I am new to CC3M and wonders what is the standard practice of handling corrupted images. For example, I ran into a lot of errors like Error reading xxx.png with caption xxx: cannot identify image file xxx.

Perhaps the following questions are a little stupid, but I am curious: (1) is this normal when I am directly running Fromage? (2) should I directly exclude such images from the training and validation sets, or what is the standard practice?

Thank you so much for your time!

(1) is this normal when I am directly running Fromage?

This is most likely not an issue with Fromage itself. The exception being throw is here, and most likely it is from the PIL Image.open call. Some things to check:

  • How many of the image files throw this error?
  • Do the images exist and are they of the correct format? For example, can you open them with Preview or Chrome or something?
  • If the images are fine, this might also be a PIL problem

(2) should I directly exclude such images from the training and validation sets, or what is the standard practice?

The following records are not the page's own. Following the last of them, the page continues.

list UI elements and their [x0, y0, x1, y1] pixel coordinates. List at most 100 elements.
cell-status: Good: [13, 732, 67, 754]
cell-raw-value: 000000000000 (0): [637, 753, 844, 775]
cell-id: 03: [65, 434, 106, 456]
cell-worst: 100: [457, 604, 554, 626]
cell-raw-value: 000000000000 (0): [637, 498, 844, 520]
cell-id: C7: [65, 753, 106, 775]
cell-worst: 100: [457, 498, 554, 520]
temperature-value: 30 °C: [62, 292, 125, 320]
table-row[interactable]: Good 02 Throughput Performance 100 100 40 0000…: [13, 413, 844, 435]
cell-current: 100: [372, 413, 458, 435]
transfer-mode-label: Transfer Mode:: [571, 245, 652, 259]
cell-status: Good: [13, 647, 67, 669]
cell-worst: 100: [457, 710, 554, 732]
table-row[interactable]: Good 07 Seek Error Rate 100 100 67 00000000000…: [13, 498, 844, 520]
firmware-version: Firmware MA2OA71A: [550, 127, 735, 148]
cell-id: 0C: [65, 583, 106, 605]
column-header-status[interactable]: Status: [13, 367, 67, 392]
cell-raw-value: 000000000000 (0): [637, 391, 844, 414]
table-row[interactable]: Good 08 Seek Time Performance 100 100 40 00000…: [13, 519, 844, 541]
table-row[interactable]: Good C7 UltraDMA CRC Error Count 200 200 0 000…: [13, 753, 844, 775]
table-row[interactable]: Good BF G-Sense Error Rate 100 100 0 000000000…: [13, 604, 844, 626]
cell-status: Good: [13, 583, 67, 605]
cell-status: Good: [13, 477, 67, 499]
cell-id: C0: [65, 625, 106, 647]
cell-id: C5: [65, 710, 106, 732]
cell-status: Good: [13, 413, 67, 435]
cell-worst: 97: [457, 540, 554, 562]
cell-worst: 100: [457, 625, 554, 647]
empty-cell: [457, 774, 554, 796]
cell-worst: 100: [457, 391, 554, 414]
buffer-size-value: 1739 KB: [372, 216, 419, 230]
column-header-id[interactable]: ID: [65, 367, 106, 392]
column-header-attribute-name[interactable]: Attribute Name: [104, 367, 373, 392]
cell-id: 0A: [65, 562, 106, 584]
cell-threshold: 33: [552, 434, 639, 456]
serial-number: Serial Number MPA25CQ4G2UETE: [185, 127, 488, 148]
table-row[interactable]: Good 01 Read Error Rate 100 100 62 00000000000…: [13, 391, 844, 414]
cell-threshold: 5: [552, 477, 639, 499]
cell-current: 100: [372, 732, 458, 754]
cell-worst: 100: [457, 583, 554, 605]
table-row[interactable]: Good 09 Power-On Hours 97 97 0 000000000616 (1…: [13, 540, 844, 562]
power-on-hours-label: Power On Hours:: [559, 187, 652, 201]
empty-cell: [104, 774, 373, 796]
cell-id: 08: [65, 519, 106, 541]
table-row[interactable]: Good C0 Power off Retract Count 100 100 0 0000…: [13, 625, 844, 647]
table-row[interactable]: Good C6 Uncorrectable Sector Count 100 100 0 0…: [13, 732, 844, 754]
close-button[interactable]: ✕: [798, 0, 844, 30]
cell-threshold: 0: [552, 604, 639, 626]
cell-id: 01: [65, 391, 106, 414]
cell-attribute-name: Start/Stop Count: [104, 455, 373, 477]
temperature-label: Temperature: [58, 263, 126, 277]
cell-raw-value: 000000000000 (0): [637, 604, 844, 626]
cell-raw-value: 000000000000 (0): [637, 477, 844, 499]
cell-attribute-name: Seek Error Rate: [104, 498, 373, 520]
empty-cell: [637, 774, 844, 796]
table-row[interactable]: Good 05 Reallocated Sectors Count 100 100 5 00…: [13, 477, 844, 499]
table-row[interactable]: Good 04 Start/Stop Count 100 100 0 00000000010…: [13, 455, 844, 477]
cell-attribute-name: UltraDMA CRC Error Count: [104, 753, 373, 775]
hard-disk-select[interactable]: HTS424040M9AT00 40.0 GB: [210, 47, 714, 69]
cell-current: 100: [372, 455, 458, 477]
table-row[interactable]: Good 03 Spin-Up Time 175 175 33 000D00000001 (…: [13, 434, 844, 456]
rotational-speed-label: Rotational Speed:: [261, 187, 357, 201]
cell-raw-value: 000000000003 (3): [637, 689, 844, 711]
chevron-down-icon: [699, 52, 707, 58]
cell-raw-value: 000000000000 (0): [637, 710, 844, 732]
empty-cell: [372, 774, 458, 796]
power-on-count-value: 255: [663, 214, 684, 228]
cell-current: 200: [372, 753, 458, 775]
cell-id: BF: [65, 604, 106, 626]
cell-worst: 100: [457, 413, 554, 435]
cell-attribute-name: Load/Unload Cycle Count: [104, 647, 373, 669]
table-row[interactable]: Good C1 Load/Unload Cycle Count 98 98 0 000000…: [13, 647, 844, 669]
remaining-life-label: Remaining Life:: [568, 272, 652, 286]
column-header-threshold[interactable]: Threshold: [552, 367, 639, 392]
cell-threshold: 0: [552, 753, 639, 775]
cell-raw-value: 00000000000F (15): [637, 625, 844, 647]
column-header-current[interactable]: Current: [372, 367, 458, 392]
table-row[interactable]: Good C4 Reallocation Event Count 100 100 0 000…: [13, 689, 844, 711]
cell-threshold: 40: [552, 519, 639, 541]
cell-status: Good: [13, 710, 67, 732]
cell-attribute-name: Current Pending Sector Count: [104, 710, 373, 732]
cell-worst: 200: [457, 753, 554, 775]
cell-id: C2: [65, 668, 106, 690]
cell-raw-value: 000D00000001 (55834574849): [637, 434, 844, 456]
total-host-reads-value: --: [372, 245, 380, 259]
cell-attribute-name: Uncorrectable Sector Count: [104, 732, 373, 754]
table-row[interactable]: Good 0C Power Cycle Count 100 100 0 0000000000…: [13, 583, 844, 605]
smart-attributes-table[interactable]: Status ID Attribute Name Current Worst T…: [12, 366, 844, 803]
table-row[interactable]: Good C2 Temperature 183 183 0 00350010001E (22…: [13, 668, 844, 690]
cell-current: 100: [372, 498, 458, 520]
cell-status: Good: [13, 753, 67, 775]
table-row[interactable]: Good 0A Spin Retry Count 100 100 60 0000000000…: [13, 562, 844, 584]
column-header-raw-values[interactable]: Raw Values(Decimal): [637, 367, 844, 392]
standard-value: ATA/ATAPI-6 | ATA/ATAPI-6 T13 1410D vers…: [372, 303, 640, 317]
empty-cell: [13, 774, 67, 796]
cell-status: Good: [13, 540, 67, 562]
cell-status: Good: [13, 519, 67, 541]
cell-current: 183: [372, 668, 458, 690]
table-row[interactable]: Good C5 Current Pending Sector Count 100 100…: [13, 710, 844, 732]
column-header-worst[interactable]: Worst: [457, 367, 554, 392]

Typically these images are removed (assuming that it is not a significant number), and this is what we do for the missing images in our CC3M training set (around 200K missing when I downloaded CC3M, see footnote 3 on page 4 of the paper). One reason we may have to do this is because CC3M image urls are removed over time, so depending on when you downloaded it, there will be fewer than 3.3M images available. I might also check your download script to make sure that you are not downloading invalid images.

Hope that helps! Please let me know what you find.

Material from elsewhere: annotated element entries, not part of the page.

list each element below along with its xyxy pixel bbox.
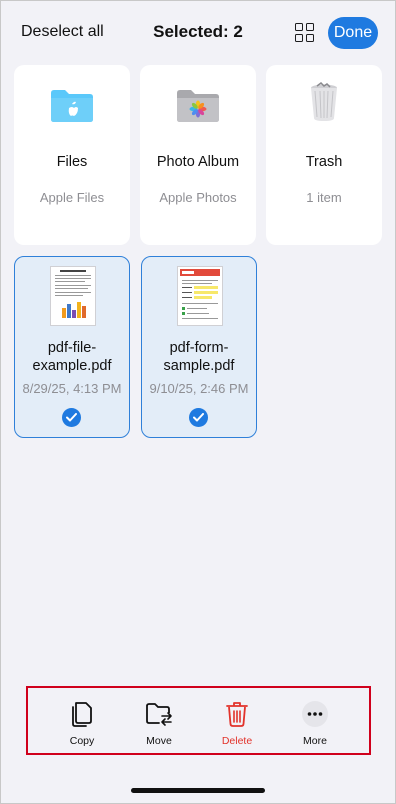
location-subtitle: Apple Files	[39, 190, 105, 205]
location-card-files[interactable]: Files Apple Files	[14, 65, 130, 245]
move-folder-icon	[146, 703, 172, 726]
app-frame: Deselect all Selected: 2 Done Files Appl…	[0, 0, 396, 804]
file-name: pdf-form- sample.pdf	[163, 340, 235, 374]
checkmark-icon[interactable]	[189, 408, 208, 427]
pdf-thumbnail-icon	[50, 266, 96, 326]
move-button[interactable]: Move	[129, 701, 189, 747]
location-name: Files	[56, 154, 88, 170]
top-bar: Deselect all Selected: 2 Done	[1, 1, 395, 65]
location-card-trash[interactable]: Trash 1 item	[266, 65, 382, 245]
copy-button[interactable]: Copy	[52, 701, 112, 747]
copy-label: Copy	[69, 735, 95, 747]
more-icon	[302, 701, 328, 727]
location-subtitle: Apple Photos	[159, 190, 237, 205]
copy-icon	[72, 702, 92, 727]
trash-icon	[226, 702, 248, 727]
trash-bin-icon	[311, 82, 337, 121]
location-subtitle: 1 item	[306, 190, 342, 205]
bottom-toolbar: Copy Move Delete More	[1, 677, 395, 767]
move-label: Move	[146, 735, 172, 747]
location-name: Photo Album	[156, 154, 240, 170]
location-card-photo-album[interactable]: Photo Album Apple Photos	[140, 65, 256, 245]
delete-label: Delete	[221, 735, 253, 747]
home-indicator[interactable]	[131, 788, 265, 793]
more-button[interactable]: More	[285, 701, 345, 747]
location-name: Trash	[305, 154, 343, 170]
done-button[interactable]: Done	[328, 17, 378, 49]
file-card[interactable]: pdf-file- example.pdf 8/29/25, 4:13 PM	[14, 256, 130, 438]
more-label: More	[303, 735, 327, 747]
file-date: 9/10/25, 2:46 PM	[149, 381, 249, 396]
folder-icon	[51, 90, 93, 122]
file-date: 8/29/25, 4:13 PM	[22, 381, 122, 396]
grid-icon[interactable]	[295, 23, 315, 43]
delete-button[interactable]: Delete	[207, 701, 267, 747]
file-card[interactable]: pdf-form- sample.pdf 9/10/25, 2:46 PM	[141, 256, 257, 438]
pdf-thumbnail-icon	[177, 266, 223, 326]
checkmark-icon[interactable]	[62, 408, 81, 427]
photos-icon	[177, 90, 219, 122]
file-name: pdf-file- example.pdf	[32, 340, 112, 374]
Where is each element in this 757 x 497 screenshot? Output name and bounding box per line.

@kohjingyu So thrilled to receive your prompt reply!

I checked the problem you mentioned, and here are some preliminary results. The numbers below are on the validation set.

  • I remove the images that are not downloaded. After this step, I have 13023 images for the validation set.
  • Then I remove the images that cause the PIL issue above. Indeed, these images cannot be opened by preview. After removing such images, I have 12760 normal images left.

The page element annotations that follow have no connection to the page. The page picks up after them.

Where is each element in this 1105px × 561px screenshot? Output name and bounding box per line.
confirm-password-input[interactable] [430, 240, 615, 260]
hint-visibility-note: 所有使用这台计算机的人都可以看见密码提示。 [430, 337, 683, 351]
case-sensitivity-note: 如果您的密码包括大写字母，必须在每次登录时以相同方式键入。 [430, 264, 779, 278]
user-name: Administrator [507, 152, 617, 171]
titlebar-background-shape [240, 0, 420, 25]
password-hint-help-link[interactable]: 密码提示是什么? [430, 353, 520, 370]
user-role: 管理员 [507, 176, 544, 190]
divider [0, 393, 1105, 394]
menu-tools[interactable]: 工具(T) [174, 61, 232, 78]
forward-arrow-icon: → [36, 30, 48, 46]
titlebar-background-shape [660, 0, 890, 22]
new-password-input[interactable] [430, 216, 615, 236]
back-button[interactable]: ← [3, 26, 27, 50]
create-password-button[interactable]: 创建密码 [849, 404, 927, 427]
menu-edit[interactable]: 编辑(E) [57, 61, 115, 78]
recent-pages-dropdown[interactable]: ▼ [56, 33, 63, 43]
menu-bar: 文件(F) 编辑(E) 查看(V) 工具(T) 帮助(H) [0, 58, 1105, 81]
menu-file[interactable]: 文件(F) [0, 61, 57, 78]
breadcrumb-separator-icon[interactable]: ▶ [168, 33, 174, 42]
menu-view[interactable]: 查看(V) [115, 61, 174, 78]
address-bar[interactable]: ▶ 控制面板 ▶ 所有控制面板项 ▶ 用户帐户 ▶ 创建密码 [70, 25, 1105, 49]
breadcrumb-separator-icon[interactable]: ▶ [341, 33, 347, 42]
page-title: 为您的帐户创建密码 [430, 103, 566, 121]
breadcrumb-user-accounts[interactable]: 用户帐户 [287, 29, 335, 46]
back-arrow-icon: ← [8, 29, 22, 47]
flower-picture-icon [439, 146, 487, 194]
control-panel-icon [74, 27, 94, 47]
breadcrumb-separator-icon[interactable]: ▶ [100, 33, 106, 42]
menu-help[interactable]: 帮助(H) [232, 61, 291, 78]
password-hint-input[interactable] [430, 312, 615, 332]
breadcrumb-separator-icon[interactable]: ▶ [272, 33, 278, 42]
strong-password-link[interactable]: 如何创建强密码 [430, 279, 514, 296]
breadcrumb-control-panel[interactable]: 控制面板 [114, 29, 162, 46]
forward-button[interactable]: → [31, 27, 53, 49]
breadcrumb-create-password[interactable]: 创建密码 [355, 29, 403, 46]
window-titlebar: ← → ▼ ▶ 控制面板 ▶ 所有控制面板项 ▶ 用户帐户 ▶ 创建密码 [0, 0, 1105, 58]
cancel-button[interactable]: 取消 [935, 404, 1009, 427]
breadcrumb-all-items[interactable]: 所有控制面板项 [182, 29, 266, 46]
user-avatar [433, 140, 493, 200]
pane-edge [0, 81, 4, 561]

In brief, these images are indeed in the wrong formats (cannot be opened), and I have 12760 normal images for the validation set eventually. Does this number look normal to you?

Thank you for your time and help! Really appreciate it!

Thanks for confirming!

That number looks reasonable, I got around ~13k images for the val set when I downloaded it late last year. I think most papers (including ours) also evaluate mostly on datasets that use MS-COCO or similar images which don't get removed, so evaluation won't really be affected.

@kohjingyu Great! Thanks for the help and confirmation!